По этому небольшому отрывку из стихотворения «Отшельник говорит» чувствуется, как «ненадежно» для нашей обычной системы представлений пространство Седаковой и одновременно — на какой трудной точке происходит его сборка в единое, или смысл. Мы видим единые части целого универсума: день, ночь, путь по лесу, вода, это — путь человека от колыбели (скрип леса) до воды и отпускаемого по ней плота с огнем (погребальная лодка). Но эти части одного полного движения разорваны тем, что каждая из них по отдельности тоже указывает на странника: он в целом похож и на то, и на то: на каждую часть пути. Причем эти части несравнимы между собою, их нельзя составить в целое (ночной лес, скрип, шум, ненастный день), в них — скорее утрата образа, невозможность отобразить, безнадежность: не то, не то… Перед нами как бы зеркало, общий план, который разлетелся на тысячи кусков, и теперь все они нацелились на одно живое существо, меня, у которого больше нет внешнего вида, ибо всё, чем мое я могло быть и как и на фоне чего могло отразиться, перестало ему принадлежать. Это аспекты существа, ставшие уже не «мною», колкие еще и от невозможности составить их вместе и в то же время от несомненного чувства, что они — части целого, что они — одно и то же: мой образ, который нельзя увидеть. Почему нельзя? Потому что он ни с чем не сравним, он невидим, и он есть и потому еще чувствует боль. Вот лучшее описание для такого «невидимого», болящего лица, лица «в осколках»: это — лицо в слезах. Нет ни одного места в стихотворении, где было бы написано: «лицо в слезах», лицо, «стертое глубочайшей печалью» или «стыдом», и, однако же, оно появилось само.

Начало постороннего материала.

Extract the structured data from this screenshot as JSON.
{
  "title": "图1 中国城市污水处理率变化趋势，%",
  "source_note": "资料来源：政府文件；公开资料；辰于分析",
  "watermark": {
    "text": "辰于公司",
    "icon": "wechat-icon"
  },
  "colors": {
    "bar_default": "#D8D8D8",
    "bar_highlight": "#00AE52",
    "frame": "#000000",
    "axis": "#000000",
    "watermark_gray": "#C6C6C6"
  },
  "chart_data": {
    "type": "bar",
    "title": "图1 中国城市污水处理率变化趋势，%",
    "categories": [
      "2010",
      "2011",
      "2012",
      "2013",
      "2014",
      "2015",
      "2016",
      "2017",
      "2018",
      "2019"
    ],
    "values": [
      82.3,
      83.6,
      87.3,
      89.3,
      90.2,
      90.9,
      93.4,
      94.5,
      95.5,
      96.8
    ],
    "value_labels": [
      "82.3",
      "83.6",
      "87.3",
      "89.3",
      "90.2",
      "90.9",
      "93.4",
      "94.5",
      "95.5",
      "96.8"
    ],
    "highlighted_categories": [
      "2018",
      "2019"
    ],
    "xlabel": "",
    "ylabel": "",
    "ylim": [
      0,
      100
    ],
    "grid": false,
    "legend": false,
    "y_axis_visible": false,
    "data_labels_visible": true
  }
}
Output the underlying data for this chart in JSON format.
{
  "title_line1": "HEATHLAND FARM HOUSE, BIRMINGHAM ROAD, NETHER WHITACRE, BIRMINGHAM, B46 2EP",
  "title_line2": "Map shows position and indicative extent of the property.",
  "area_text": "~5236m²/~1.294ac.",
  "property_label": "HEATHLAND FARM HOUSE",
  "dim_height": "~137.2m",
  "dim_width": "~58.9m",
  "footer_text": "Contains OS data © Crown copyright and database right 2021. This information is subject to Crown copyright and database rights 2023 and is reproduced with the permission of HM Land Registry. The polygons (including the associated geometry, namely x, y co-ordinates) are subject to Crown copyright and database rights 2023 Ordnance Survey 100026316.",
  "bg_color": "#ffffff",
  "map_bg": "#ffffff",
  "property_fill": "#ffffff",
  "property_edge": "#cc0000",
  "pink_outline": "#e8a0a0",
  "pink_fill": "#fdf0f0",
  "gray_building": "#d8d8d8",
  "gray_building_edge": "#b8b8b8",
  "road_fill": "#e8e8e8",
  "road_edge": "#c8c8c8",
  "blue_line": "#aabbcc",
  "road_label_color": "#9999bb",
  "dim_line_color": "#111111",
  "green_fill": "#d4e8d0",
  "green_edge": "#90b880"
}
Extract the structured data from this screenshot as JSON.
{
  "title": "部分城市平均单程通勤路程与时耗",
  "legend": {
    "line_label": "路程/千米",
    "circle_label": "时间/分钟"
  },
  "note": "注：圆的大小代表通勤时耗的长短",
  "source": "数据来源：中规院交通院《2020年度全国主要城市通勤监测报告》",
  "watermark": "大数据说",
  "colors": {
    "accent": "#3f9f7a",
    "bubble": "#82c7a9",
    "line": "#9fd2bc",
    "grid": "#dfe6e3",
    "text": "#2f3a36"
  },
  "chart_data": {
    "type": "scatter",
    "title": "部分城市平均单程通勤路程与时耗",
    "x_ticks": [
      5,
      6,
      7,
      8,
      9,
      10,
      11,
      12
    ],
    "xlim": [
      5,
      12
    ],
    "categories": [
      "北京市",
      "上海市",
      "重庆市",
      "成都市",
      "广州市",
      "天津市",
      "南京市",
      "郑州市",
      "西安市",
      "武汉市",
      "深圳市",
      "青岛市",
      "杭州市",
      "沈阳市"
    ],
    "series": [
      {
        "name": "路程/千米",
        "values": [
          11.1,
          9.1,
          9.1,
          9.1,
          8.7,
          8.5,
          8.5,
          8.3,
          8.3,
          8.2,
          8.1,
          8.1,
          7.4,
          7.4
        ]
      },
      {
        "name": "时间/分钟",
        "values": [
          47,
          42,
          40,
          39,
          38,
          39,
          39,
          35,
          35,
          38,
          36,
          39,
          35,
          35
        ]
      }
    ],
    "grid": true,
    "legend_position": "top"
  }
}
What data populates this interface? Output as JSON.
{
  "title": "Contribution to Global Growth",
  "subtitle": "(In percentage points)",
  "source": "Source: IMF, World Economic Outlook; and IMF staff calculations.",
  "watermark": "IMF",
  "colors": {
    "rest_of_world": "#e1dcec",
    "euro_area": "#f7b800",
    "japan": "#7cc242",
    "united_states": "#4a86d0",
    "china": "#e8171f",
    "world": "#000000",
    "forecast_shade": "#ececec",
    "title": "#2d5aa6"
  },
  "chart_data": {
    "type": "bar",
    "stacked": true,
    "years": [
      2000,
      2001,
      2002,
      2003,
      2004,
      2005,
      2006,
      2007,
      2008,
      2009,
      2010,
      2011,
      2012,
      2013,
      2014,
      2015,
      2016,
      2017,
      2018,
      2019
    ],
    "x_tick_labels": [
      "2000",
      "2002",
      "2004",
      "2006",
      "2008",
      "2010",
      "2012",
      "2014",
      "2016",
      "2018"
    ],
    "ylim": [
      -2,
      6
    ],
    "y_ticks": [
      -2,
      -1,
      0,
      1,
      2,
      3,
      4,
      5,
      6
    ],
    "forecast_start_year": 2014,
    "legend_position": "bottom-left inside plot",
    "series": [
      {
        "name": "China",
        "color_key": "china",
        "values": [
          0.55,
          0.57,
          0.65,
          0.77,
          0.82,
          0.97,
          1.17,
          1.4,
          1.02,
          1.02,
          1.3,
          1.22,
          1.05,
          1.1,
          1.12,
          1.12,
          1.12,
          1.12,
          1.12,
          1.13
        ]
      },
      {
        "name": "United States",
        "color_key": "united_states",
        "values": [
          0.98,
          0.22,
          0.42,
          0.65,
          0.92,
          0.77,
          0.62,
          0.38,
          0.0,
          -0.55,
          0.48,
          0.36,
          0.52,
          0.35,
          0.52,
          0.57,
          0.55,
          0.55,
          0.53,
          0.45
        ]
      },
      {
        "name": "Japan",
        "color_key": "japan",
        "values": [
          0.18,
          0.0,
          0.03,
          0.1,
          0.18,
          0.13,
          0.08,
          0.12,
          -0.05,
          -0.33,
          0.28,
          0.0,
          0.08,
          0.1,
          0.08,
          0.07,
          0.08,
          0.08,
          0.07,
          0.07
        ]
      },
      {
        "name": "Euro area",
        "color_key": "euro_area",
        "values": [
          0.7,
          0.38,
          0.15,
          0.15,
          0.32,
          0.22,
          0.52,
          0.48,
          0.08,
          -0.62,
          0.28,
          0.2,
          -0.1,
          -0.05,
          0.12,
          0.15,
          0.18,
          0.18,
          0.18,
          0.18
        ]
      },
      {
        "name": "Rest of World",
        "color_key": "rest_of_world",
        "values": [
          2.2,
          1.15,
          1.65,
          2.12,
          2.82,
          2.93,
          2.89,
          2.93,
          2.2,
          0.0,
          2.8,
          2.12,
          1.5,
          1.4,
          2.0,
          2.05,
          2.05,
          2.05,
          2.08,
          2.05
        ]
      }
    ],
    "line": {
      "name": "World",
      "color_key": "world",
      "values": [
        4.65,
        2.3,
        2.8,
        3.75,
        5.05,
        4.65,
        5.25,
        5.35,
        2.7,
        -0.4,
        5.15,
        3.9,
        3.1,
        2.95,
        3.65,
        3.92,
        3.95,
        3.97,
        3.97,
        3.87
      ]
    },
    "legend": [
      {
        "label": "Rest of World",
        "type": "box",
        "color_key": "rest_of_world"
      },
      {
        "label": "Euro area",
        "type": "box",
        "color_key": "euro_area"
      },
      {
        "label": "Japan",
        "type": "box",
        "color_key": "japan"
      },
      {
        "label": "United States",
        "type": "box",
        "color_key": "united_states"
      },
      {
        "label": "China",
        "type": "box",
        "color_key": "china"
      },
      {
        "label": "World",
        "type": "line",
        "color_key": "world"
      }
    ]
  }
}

Другой вопрос: чье это лицо? Кто это «выбирает»? Что это за образы, на кого действует скрип ночного леса, шум ненастного дня? Это образы, мало соотносимые с личностью человека: они безличны и порождают в нас «безличные» состояния страха, тревоги, безнадежности. Если такие образы и отражены в зеркале, то не как чье-то «лицо», лицо «лирического я», а то, что мы прямо видим перед собою, нашими собственными глазами, — это наши собственные состояния: и твои, и мои, и его, и ее. Тревожная и простая истина этих строк — в том, что «зеркало» несет в себе образ того, кто в него смотрит, и значит, сейчас оно — образ того читателя, который заглянул в эти строки. Тот, кто читает, тот и отразился. Это не «мой» — это твой образ, который «я выбираю». Ибо я вижу того, кто заглядывает в меня. Мы думаем, что мы читаем стихотворение на листе, но если мы отважимся пройти в глубину его смысла, мы увидим, что на деле мы вглядываемся в стихотворение в поисках себя. Никакого стихотворения тут нет, есть ты сам, в какой-то огромной глубине, увиденный там, где ты себя не видишь, где никто тебя не видит, где ты думаешь, что тебя нет. Ибо для Ольги Седаковой стихотворение — это не отдельно стоящий прекрасный «объект» в духе «искусства для искусства», а пограничье самого читателя, его собственная глубина. И если надо возвращаться к принципам «живописи», построения образа, к портрету, то этот портрет весьма далек от любого академизма. Это очень современный портрет или — в духе актуального искусства — некий «хеппенинг».
Как все это происходит, приоткрывает анализ этой совершенно нездешней (по задачам и технике) поэзии. Но то, что это искусство не менее (если не более) сильное, чем все лучшие образцы поэтического искусства XX века, у меня не вызывает сомнения. Это искусство, я бы сказала, «зеркальной глади», звучащее как сильная прощальная и призывная нота, достигаемая минимальными и скупыми средствами, внутри сверхтрезвой реалистической оптики поэтического письма, где ничего не отражено, ничего не описано, но где в астрономически точном, расчисленном строе расподоблений одного и того же все «встало само». Эта тончайшая работа не столько «противоположного», сколько «тождественного» отвечает всем требованиям абсолютного реализма ХХ века, века, по меткому слову французского философа Алана Бадью, «одержимого страстью к реальности».